Boise to Increase Pressure-Sensitive Capacity at Wallula Mill
April 10, 2006 (Press Release) - Boise Paper announced today that the company's board of directors has approved a $72 million capital project to expand Boise's production of pressure sensitive paper to meet growing customer demand. The project involves adding new capability to the existing 250" #3 paper machine at Boise's mill in Wallula, Washington, with state-of-the-art equipment that will increase the company's pressure sensitive capacity by 200,000 tons.
"Our objective is to be a global leader in the market for pressure sensitive papers," says Boise CEO Tom Stephens. "This project is another step forward in executing the growth strategy we have established in the specialty and premium papers businesses."

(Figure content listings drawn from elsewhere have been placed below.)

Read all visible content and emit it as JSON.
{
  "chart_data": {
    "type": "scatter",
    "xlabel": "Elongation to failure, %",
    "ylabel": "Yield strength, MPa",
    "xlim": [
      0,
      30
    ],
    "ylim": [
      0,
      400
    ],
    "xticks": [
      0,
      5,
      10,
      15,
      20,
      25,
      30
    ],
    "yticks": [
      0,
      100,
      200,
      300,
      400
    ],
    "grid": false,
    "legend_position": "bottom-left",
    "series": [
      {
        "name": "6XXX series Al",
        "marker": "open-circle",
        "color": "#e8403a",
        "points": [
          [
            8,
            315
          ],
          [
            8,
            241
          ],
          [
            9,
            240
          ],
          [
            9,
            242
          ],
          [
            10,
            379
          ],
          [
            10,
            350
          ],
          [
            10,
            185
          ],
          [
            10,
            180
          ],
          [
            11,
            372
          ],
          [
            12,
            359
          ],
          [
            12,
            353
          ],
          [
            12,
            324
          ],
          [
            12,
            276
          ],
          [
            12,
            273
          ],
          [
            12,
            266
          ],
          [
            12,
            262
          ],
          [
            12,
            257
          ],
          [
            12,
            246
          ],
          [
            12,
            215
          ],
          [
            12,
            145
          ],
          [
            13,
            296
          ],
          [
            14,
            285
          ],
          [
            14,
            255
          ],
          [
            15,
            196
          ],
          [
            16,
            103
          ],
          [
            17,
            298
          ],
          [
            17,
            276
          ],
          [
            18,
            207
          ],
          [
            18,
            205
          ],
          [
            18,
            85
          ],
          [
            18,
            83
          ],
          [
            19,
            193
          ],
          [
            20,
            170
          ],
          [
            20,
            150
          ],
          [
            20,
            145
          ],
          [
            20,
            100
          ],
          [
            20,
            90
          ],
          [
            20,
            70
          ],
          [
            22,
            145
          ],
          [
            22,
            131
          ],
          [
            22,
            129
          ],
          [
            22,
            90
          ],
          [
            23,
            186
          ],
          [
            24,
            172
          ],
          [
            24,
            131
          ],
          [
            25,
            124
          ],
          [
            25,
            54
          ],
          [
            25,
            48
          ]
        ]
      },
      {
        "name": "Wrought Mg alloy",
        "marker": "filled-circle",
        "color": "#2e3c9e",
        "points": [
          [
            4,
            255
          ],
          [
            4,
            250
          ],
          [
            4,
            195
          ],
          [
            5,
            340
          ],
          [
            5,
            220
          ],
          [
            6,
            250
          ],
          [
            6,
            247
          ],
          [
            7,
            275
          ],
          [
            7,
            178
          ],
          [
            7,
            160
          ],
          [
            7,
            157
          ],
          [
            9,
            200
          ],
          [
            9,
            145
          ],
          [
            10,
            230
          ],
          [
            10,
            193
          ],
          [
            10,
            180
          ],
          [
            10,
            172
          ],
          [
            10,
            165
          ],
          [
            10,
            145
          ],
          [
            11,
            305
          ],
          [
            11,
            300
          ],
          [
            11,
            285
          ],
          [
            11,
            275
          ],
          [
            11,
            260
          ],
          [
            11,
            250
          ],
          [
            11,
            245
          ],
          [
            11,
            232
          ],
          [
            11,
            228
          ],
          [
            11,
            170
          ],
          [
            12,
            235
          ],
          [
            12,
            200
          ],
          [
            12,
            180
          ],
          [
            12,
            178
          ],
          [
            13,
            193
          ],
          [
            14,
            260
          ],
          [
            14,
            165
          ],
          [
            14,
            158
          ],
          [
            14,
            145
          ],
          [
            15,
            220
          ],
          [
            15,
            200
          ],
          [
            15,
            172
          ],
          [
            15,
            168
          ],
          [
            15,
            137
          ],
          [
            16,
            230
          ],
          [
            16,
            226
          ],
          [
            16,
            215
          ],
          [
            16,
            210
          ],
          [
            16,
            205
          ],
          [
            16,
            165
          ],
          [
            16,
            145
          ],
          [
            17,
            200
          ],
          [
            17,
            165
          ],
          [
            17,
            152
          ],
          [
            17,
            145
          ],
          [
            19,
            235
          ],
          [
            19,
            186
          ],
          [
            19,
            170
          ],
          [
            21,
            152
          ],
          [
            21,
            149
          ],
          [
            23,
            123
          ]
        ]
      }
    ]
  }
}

Boise started preliminary engineering and planning for the project at the end of 2004. Since then, the company has made commitments to key suppliers and has been progressing toward the equipment installation pending final board approval of the project. Construction is expected to begin in June 2006; start-up is targeted for the first quarter of 2007.
"Investing to capture the continued growth in pressure sensitive market demand is a clear commitment to growing our specialty and premium paper businesses," says Miles Hewitt, senior vice president and general manager of Boise Paper. The company has been serving the pressure sensitive market for over 30 years. The increase in capacity at Wallula and new product development will enable Boise to keep pace with growing global demand, particularly release liners used in label applications.
Kirk Allen, business leader of Boise's Label, Release & Specialty Papers business, says, "Our technology provides us with the ability to produce coated one-side (C1S) facestocks and release liners while continuing to produce a range of uncoated products. This flexibility is critical given the value of managing pressure sensitive production growth as supply and demand dictates."
Recently passed legislation, which was signed into law by Governor Christine Gregoire in Washington State, will reduce the business and occupation tax for the forest products industry by 40%. "This legislation," says Hewitt, "and the support of Congresswoman Cathy McMorris were major factors in our decision to move forward with the project at Wallula."